E’ noto d’altro canto in diritto (Cass., Sez. I, 24/05/2018, n. 12961; Cass., Sez. I, 29/09/2017, n. 22929; Cass. Sez. I, 14/06/2016, n. 12260) che l’acquisizione di un bene alla sfera di disponibilità della P.A., quando ciò sia effetto di un mero comportamento materiale e quindi senza accedere alla sua espropriazione – il che si verifica secondo una risalente distinzione quando nella condotta della P.A. siano configurabili gli estremi dell’occupazione usurpativa per essere stata l’acquisizione operata in difetto di dichiarazione di pubblica utilità ovvero dell’occupazione appropriativa che ha luogo quando pur in presenza della dichiarazione di pubblica utilità il procedimento di esproprio non si concluda in maniera formale – è fonte di un illecito aquiliano avente carattere permanente, inidoneo a comportarne l’acquisizione autoritativa alla mano pubblica, che viene a cessare solo per effetto della sua restituzione, di un accordo transattivo, della compiuta usucapione da parte dell’occupante che lo ha trasformato ovvero della rinunzia del proprietario ai suo diritto, implicita nella richiesta di risarcimento dei danni per equivalente.

L’impugnata decisione non si allinea a questo quadro di riferimento.

La natura permanente dell’illecito consumatosi nella specie avrebbe infatti dovuto suggerire alla Corte d’Appello di farsi interprete della vicenda alla luce del fatto incontestato che il bene, essendo stato adibito a strada di collegamento con i parcheggi, non fosse più disponibile dal suo proprietario e a non dubitare perciò della persistente legittimazione del Comune a rispondere della sua illecita acquisizione. Non è in tale cornice conferente che l’area fosse stata già destinata a strada prima di essere materialmente posta a servizio dei parcheggi ricavati sulle particelle limitrofe, poiché la sua irreversibile trasformazione, discendente per l’appunto dal fatto che il bene fosse stato sottratto alla disponibilità del proprietario non vale a scriminare il carattere illecito della condotta ascritta del Comune, che resta tale sino a quando non si determini uno degli eventi che ne fa cessare la permanenza. Fino, cioè, a quando il bene non sia restituito, o non sia amichevolmente ceduto o non sia usucapito o fino a quando non ne sia tacitamente ravvisabile la rinuncia da parte del proprietario il bene non transita nel patrimonio pubblico e non consente perciò di liberare il Comune dalla responsabilità risarcitoria conseguente all’illiceità della sua acquisizione.

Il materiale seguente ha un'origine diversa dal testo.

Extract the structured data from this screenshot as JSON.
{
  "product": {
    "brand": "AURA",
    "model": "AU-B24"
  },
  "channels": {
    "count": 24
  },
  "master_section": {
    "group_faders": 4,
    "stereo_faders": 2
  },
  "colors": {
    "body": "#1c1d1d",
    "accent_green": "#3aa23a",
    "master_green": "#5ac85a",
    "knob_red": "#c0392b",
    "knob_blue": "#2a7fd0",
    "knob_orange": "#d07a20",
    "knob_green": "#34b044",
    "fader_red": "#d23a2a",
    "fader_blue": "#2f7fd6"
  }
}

Il motivo va dunque accolto ed anche in ragione di ciò l’impugnata sentenza va doverosamente cassata.

4. Il ricorso va dunque accolto nei limiti di cui in motivazione e la causa, cassata la sentenza impugnata nei limiti anzidetti, va rinviata al giudice a quo per il necessario seguito.

P.Q.M.

Accoglie per quanto di ragione il primo ed il secondo motivo di ricorso ed il terzo motivo di ricorso; cassa l’impugnata sentenza nei limiti dei motivi accolti, dichiara la giurisdizione del giudice ordinario sulla domanda di indennità dell’occupazione legittima e rinvia la causa avanti alla Corte d’Appello di Perugia che, in altra composizione, provvederà pure alla liquidazione delle spese del presente giudizio.

Così deciso in Roma, nella Camera di consiglio della Sezione Prima Civile, il 28 aprile 2021.